Acknowledging when you help clients and improve their lives
Taking time for self-reflection and creative expression
Spending quality time alone
Allowing yourself to cry
Seeking supportive counseling or coaching
Safeguarding your worldview (i.e. most people are good rather than most people are only out for themselves)
Separating professional disappointments from personal worthiness
Learning to say no
Celebrating small accomplishments
Not believing you work better under stress
Know the signs for compassion fatigue and burnout
Maintaining a realistic view of a client’s goals
Maintaining membership and participation in professional affiliations and organizations
Getting regular quality supervision or group supervision
Do something different professionally (i.e. write an journal article, give a lecture, mentor a law student)

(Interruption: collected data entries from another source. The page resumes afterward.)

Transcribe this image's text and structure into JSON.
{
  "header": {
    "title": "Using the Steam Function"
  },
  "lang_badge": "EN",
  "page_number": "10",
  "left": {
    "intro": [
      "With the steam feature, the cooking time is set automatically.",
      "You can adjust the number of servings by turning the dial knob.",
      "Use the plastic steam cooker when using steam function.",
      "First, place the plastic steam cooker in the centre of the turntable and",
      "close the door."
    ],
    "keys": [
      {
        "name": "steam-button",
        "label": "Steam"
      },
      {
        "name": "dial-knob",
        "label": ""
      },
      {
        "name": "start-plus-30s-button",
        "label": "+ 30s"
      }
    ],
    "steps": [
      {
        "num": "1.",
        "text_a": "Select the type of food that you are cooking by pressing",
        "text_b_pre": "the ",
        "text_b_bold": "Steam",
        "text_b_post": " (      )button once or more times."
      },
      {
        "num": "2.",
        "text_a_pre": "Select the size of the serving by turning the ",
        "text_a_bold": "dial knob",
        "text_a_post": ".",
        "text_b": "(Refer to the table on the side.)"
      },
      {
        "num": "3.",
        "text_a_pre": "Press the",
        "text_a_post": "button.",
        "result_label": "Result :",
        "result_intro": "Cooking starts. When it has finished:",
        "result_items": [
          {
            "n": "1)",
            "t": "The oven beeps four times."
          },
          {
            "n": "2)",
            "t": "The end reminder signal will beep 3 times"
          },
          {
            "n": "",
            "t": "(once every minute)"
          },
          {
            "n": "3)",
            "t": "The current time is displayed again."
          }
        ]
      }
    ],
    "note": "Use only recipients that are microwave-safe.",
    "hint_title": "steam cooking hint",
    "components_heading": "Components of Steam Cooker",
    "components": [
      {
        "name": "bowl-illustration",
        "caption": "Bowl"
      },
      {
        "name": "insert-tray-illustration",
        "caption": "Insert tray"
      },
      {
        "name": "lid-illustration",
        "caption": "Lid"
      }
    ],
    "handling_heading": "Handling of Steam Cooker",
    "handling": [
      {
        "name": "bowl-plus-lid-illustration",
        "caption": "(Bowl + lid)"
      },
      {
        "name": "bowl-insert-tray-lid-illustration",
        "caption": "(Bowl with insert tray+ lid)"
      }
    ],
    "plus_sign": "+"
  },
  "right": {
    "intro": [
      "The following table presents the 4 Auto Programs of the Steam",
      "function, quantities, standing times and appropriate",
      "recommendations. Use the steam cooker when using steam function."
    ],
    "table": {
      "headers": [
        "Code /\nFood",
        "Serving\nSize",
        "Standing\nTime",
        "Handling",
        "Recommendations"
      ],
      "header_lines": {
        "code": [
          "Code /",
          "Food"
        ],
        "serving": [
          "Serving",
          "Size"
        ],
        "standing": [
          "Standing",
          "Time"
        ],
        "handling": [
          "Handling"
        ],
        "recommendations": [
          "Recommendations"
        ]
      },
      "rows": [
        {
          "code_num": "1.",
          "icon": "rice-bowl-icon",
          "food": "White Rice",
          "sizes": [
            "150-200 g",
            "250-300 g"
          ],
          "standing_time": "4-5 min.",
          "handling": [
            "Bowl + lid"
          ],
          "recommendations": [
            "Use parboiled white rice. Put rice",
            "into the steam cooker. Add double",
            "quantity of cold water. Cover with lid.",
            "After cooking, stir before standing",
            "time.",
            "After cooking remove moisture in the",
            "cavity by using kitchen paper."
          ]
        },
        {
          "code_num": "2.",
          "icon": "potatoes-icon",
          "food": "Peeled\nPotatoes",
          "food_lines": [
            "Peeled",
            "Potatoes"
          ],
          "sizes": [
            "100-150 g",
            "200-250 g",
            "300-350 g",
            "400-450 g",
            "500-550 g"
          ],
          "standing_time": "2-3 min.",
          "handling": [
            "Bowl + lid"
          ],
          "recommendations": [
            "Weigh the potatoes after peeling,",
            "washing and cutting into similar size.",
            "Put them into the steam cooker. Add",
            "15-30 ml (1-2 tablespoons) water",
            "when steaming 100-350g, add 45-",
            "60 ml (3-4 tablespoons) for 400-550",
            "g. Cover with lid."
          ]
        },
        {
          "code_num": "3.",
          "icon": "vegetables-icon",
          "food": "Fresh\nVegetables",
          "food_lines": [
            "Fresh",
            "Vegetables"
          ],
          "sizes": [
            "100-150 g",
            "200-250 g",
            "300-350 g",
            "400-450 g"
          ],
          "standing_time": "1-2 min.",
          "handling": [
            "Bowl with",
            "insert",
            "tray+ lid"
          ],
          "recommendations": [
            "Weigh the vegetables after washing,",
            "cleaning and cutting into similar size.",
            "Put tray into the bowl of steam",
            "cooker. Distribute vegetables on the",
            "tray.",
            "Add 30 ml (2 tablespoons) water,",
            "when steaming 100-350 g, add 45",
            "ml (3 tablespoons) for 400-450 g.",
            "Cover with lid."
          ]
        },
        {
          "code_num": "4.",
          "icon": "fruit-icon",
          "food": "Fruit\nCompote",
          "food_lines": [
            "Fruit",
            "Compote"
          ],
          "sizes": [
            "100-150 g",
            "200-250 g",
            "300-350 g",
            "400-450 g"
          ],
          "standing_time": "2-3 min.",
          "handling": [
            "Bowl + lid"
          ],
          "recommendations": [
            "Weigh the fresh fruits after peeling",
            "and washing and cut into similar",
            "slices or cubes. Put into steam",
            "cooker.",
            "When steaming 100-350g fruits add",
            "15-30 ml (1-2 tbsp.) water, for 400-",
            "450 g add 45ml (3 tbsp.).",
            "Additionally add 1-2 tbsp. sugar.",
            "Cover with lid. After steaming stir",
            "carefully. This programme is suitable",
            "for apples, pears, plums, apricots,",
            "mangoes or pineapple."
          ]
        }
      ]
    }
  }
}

Spend regular time with friends and family
Listen to the people who love you – you may be the last person to admit you have an eating disorder, drinking or drug problem.
See your friends often
Take your vacation time
Pursue interests outside of work that help you make friends too
Maintain your professional network
Seek mentors and lean on them
Spend time in nature
Practice deep breathing
Get a pet
Have faith in the resilience of your clients
Consider working less and earning less and downsizing to compensate
Remind yourself of the sacredness of your work and your role as a helper
Ask your organization to include trainings on burnout, compassion fatigue and dealing with addictions
Express yourself in staff meetings
Seek out supervisors who appreciate and support you
Celebrate milestones as a team, such as anniversaries and birthdays
Seek out support through your EAP program if you have one.
For all of you hard working law students and attorneys out there, I will leave you with the caring advice of Brian Cuban:
“I was bulimic and exercise bulimic (compulsive exercise with the primary goal of offsetting calories). Maybe you are dealing with one of those or the fastest-growing eating disorder, binge eating disorder. If you are suffering in silence as a law student or practicing lawyer, know that recovery is possible, but like with addiction, you have to take that first step forward regardless of the type of eating disorder.”